Astronomers discovered a mysterious signal coming from the center of our galaxy that "fit no currently understood pattern of variable radio source and could suggest a new class of stellar object," a press statement from the University of Sydney reveals.


At first, the scientists believed the signal might be coming from a pulsar — a type of star that spins at incredibly high speeds — or a star that was emitting large solar flares. On closer inspection, they found that the signals from the newly-discovered source don't match what we expect from those types of stars. They detailed their new findings in a paper published in the Astrophysical Journal.


"The strangest property of this new signal is that it is has a very high polarization. This means its light oscillates in only one direction, but that direction rotates with time," Ziteng Wang, lead author of the new study and a Ph.D. student in the School of Physics at the University of Sydney, explained in the statement. "The brightness of the object also varies dramatically, by a factor of 100, and the signal switches on and off apparently at random. We've never seen anything like it."

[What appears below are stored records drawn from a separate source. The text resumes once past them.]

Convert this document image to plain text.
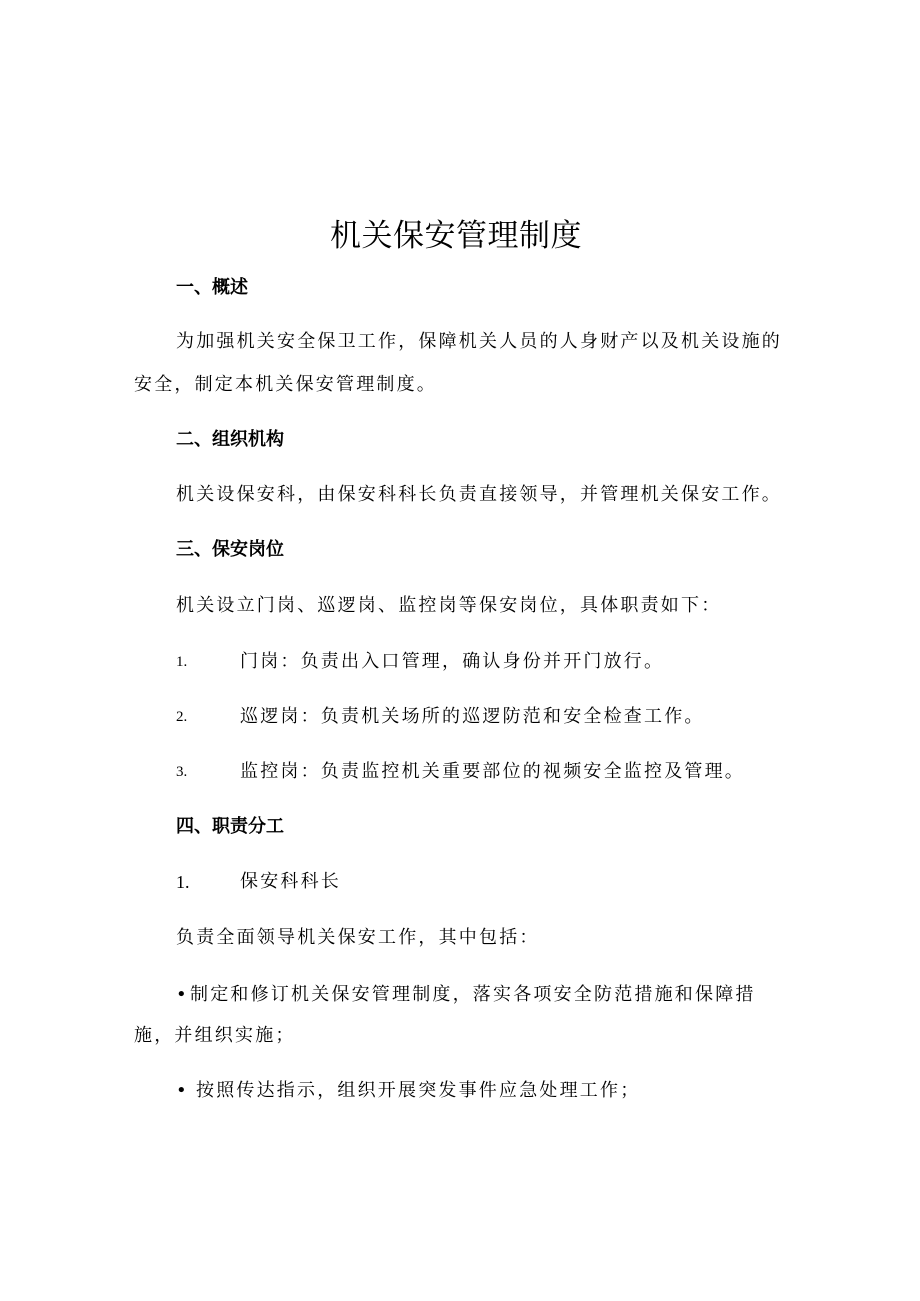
机关保安管理制度
一、概述
为加强机关安全保卫工作，保障机关人员的人身财产以及机关设施的
安全，制定本机关保安管理制度。
二、组织机构
机关设保安科，由保安科科长负责直接领导，并管理机关保安工作。
三、保安岗位
机关设立门岗、巡逻岗、监控岗等保安岗位，具体职责如下：
1.	门岗：负责出入口管理，确认身份并开门放行。
2.	巡逻岗：负责机关场所的巡逻防范和安全检查工作。
3.	监控岗：负责监控机关重要部位的视频安全监控及管理。
四、职责分工
1.	保安科科长
负责全面领导机关保安工作，其中包括：
• 制定和修订机关保安管理制度，落实各项安全防范措施和保障措
施，并组织实施；
• 按照传达指示，组织开展突发事件应急处理工作；
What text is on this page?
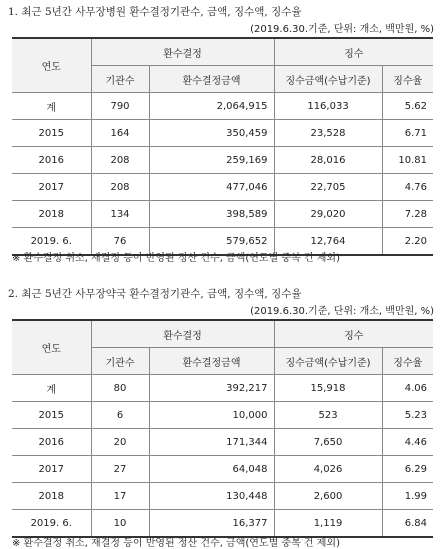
1. 최근 5년간 사무장병원 환수결정기관수, 금액, 징수액, 징수율
(2019.6.30.기준, 단위: 개소, 백만원, %)
연도	환수결정		징수	
	기관수	환수결정금액	징수금액(수납기준)	징수율
계	790	2,064,915	116,033	5.62
2015	164	350,459	23,528	6.71
2016	208	259,169	28,016	10.81
2017	208	477,046	22,705	4.76
2018	134	398,589	29,020	7.28
2019. 6.	76	579,652	12,764	2.20
※ 환수결정 취소, 재결정 등이 반영된 정산 건수, 금액(연도별 중복 건 제외)
2. 최근 5년간 사무장약국 환수결정기관수, 금액, 징수액, 징수율
(2019.6.30.기준, 단위: 개소, 백만원, %)
연도	환수결정		징수	
	기관수	환수결정금액	징수금액(수납기준)	징수율
계	80	392,217	15,918	4.06
2015	6	10,000	523	5.23
2016	20	171,344	7,650	4.46
2017	27	64,048	4,026	6.29
2018	17	130,448	2,600	1.99
2019. 6.	10	16,377	1,119	6.84
※ 환수결정 취소, 재결정 등이 반영된 정산 건수, 금액(연도별 중복 건 제외)
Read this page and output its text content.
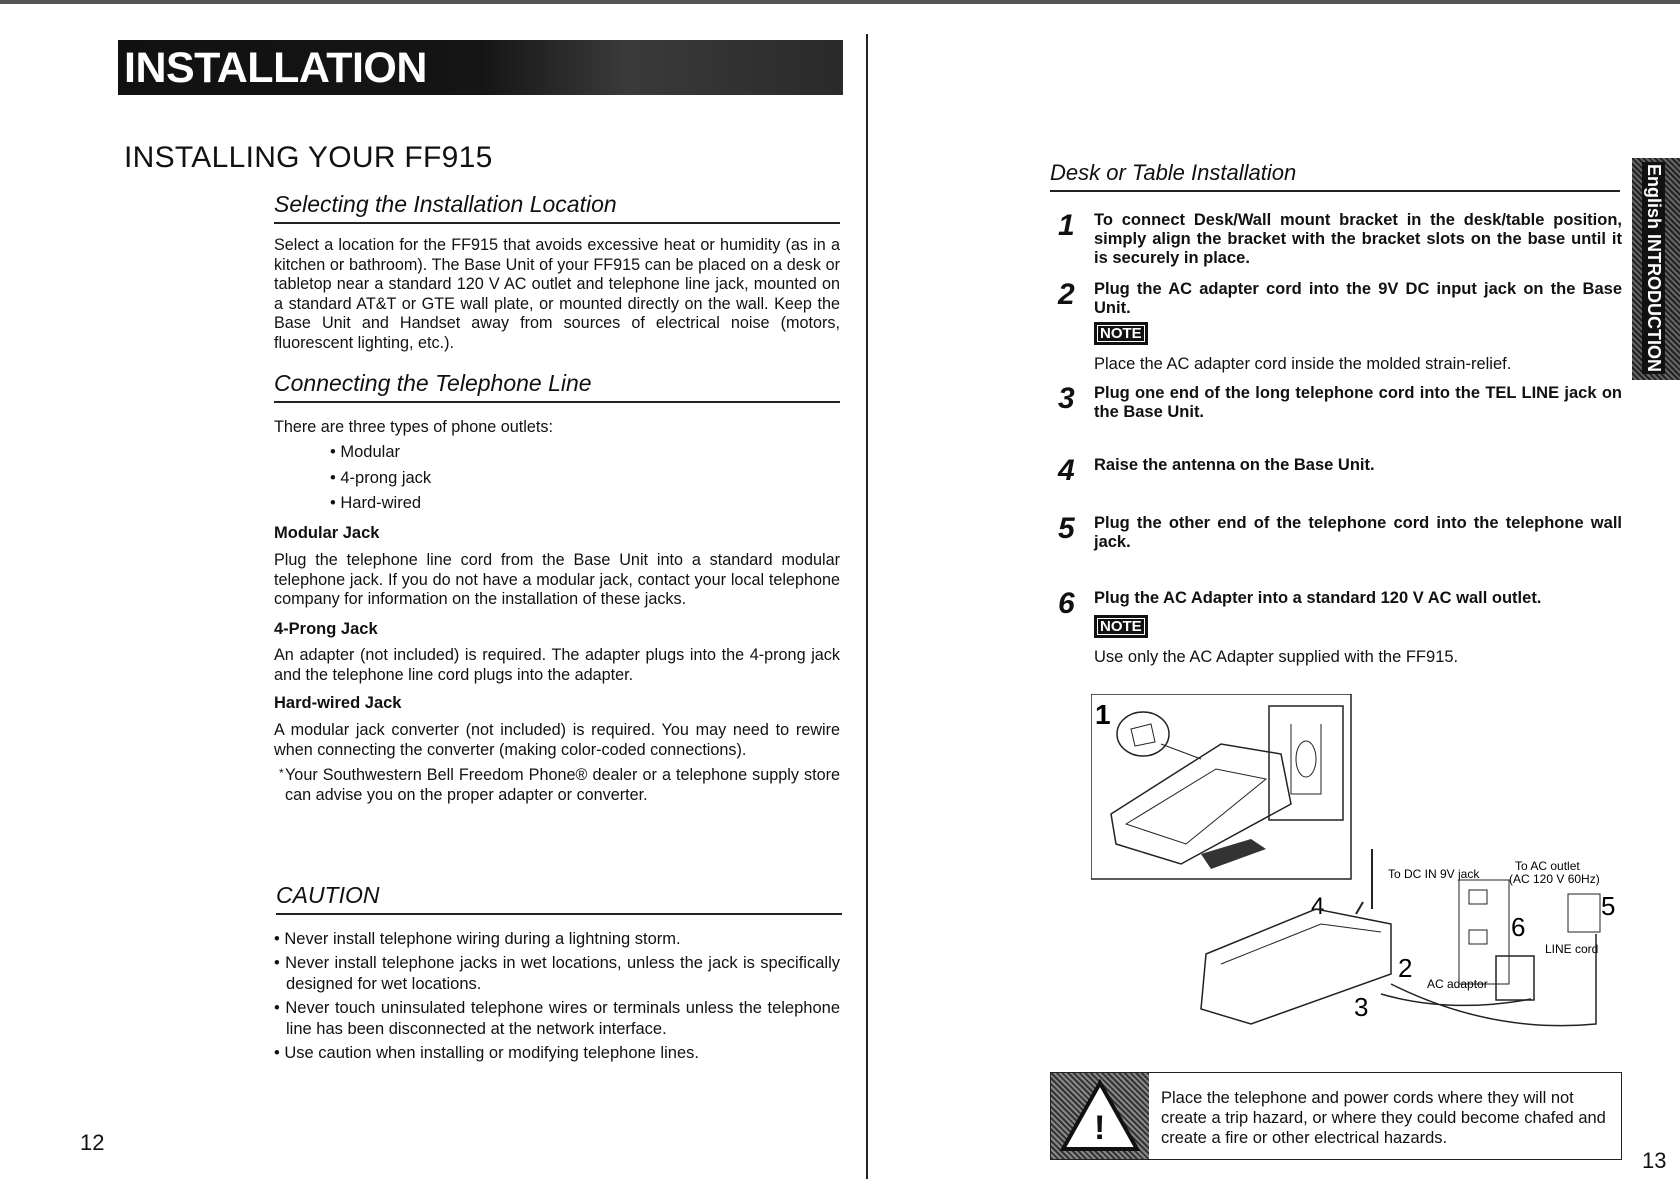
INSTALLATION
INSTALLING YOUR FF915
Selecting the Installation Location
Select a location for the FF915 that avoids excessive heat or humidity (as in a kitchen or bathroom). The Base Unit of your FF915 can be placed on a desk or tabletop near a standard 120 V AC outlet and telephone line jack, mounted on a standard AT&T or GTE wall plate, or mounted directly on the wall. Keep the Base Unit and Handset away from sources of electrical noise (motors, fluorescent lighting, etc.).
Connecting the Telephone Line
There are three types of phone outlets:
• Modular
• 4-prong jack
• Hard-wired
Modular Jack
Plug the telephone line cord from the Base Unit into a standard modular telephone jack. If you do not have a modular jack, contact your local telephone company for information on the installation of these jacks.
4-Prong Jack
An adapter (not included) is required. The adapter plugs into the 4-prong jack and the telephone line cord plugs into the adapter.
Hard-wired Jack
A modular jack converter (not included) is required. You may need to rewire when connecting the converter (making color-coded connections).
* Your Southwestern Bell Freedom Phone® dealer or a telephone supply store can advise you on the proper adapter or converter.
CAUTION
• Never install telephone wiring during a lightning storm.
• Never install telephone jacks in wet locations, unless the jack is specifically designed for wet locations.
• Never touch uninsulated telephone wires or terminals unless the telephone line has been disconnected at the network interface.
• Use caution when installing or modifying telephone lines.
12
Desk or Table Installation	English INTRODUCTION
1 To connect Desk/Wall mount bracket in the desk/table position, simply align the bracket with the bracket slots on the base until it is securely in place.
2 Plug the AC adapter cord into the 9V DC input jack on the Base Unit.
NOTE
Place the AC adapter cord inside the molded strain-relief.
3 Plug one end of the long telephone cord into the TEL LINE jack on the Base Unit.
4 Raise the antenna on the Base Unit.
5 Plug the other end of the telephone cord into the telephone wall jack.
6 Plug the AC Adapter into a standard 120 V AC wall outlet.
NOTE
Use only the AC Adapter supplied with the FF915.
1
4
To DC IN 9V jack
To AC outlet
(AC 120 V 60Hz)
2
3
6
AC adaptor
5
LINE cord
!
Place the telephone and power cords where they will not create a trip hazard, or where they could become chafed and create a fire or other electrical hazards.
13
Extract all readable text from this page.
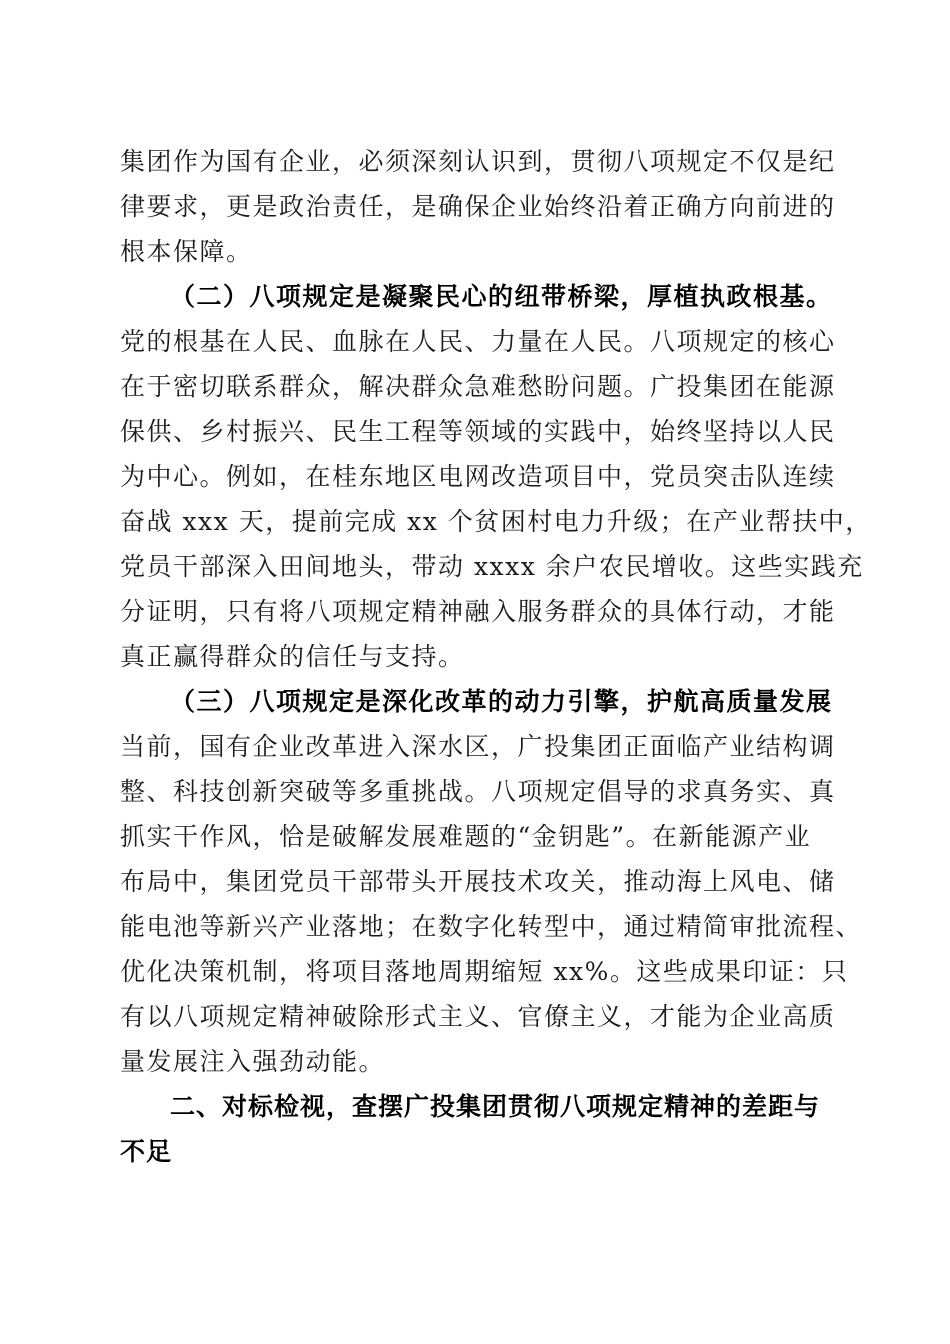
集团作为国有企业，必须深刻认识到，贯彻八项规定不仅是纪
律要求，更是政治责任，是确保企业始终沿着正确方向前进的
根本保障。
（二）八项规定是凝聚民心的纽带桥梁，厚植执政根基。
党的根基在人民、血脉在人民、力量在人民。八项规定的核心
在于密切联系群众，解决群众急难愁盼问题。广投集团在能源
保供、乡村振兴、民生工程等领域的实践中，始终坚持以人民
为中心。例如，在桂东地区电网改造项目中，党员突击队连续
奋战 xxx 天，提前完成 xx 个贫困村电力升级；在产业帮扶中，
党员干部深入田间地头，带动 xxxx 余户农民增收。这些实践充
分证明，只有将八项规定精神融入服务群众的具体行动，才能
真正赢得群众的信任与支持。
（三）八项规定是深化改革的动力引擎，护航高质量发展
当前，国有企业改革进入深水区，广投集团正面临产业结构调
整、科技创新突破等多重挑战。八项规定倡导的求真务实、真
抓实干作风，恰是破解发展难题的“金钥匙”。在新能源产业
布局中，集团党员干部带头开展技术攻关，推动海上风电、储
能电池等新兴产业落地；在数字化转型中，通过精简审批流程、
优化决策机制，将项目落地周期缩短 xx%。这些成果印证：只
有以八项规定精神破除形式主义、官僚主义，才能为企业高质
量发展注入强劲动能。
二、对标检视，查摆广投集团贯彻八项规定精神的差距与
不足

Wang and a group of international scientists discovered the object using CSIRO's ASKAP radio telescope in Western Australia. Follow-up observations were later made with the South African Radio Astronomy Observatory's MeerKAT telescope. The team had been searching the skies looking for unusual new space objects as part of a project known as variables and slow transients (VASTs). "Looking towards the center of the galaxy, we found ASKAP J173608.2-321635, named after its coordinates," said Wang's Ph.D. supervisor Professor Tara Murphy. "This object was unique in that it started out invisible, became bright, faded away, and then reappeared. This behavior was extraordinary."


Over a period of nine months in 2020, the team detected six radio signals from the source. However, when they tried to detect the object in visual light, they were surprised to find nothing. Though the astronomers cannot currently categorize the strange radio signal source, Wang's co-supervisor, Professor David Kaplan from the University of Wisconsin-Milwaukee, said there are "some parallels with another emerging class of mysterious objects known as galactic center radio transients, including one dubbed the 'cosmic burper'." Radio transients, with their short bursts of radio signals, are often signals for unusual astronomical events. In September, for example, astronomers from Caltech revealed their findings on radio transient signals that came from a black hole prematurely triggered a star to go supernova.


Next, the astronomers behind the discovery of the ASKAP J173608.2-321635 radio signal hope that more follow-up observations will shed light on the mysterious source. "Within the next decade, the transcontinental Square Kilometer Array (SKA) radio telescope will come online. It will be able to make sensitive maps of the sky every day," Professor Murphy explained. That new telescope may help to uncover the mystery, and it may also open the scientific community's eyes to a whole host of new mysteries lying in wait in the cosmos.